Di jalan menuju rumah,
tak ada taman bunga.
Hanya ada padang ilalang yang gersang dan luas terbentang, untuk disulap jadi gedung-gedung serupa hambalang.
Di jalan menuju rumah,
tak akan kau temui sungai jernih penuh ikan segar.
Cuma tersedia parit kecil yang lebih sering dinaungi sampah, dan ludah.

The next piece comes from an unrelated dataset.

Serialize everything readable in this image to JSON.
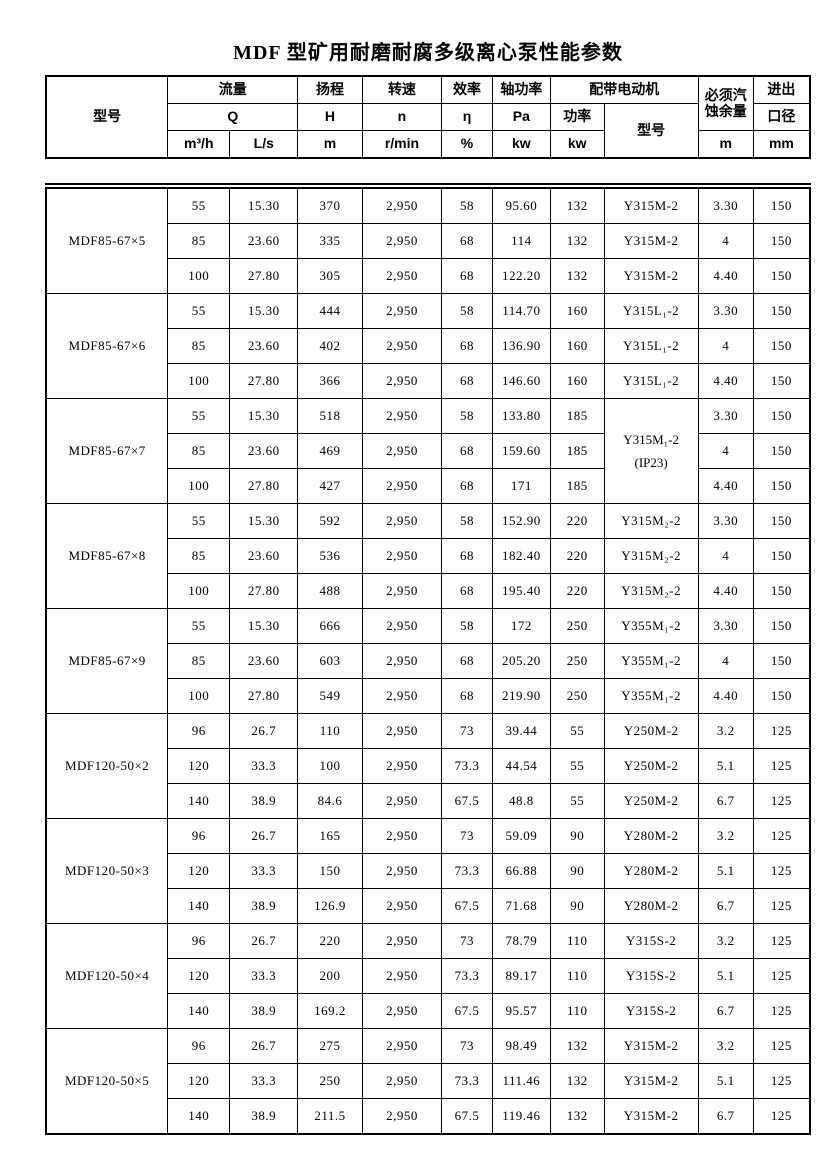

Tak ada rindang beringin tempat berangin-angin,
hanya senja oranye dari lampu-lampu jalan hasil kemajuan pembangunan yang perlahan membutakan kemanusiaan.
Orang bilang, jalan menuju rumah ini menafsirkan kemurungan tak berkesudahan.
Kadang tak ada kemacetan,
kadang pula bisa pengap oleh kegelisahan yang dirayakan jadi keluhan.
Tapi tenang,
itu bukan jalan menuju rumahmu.
Jalan menuju rumahmu hanya jalan setapak,
yang tak lebih lebar dari satu depa
atau sayap burung yang sedang berkepak-kepak.
Jalan setapak ini penuh dengan suara merdu burung yang berkicau, meski beberapa juga ada yang parau.
Di jalan setapak menuju rumahmu,
juga tak ada sungai jernih atau semilir angin dan kemilau jingga sang senja.
Tapi janganlah kau khawatir atau tertawa getir,
siapa yang butuh itu semua?
Karena sudah ada seseorang yang tegak dan menanti di ambang untuk menyambut kamu;
orang yang paling ia sayang.
Ia tegak sepanjang hari dengan serantang peluk yang akan basi jika tak kau cicipi.
Ia akan menjamumu dengan cinta,
yang lebih besar dari semesta.
Malang, 2 Agustus 2014.
Dari Ia yang kesenangan karena hari ini kekasihnya pulang dan tak sabar untuk kencan!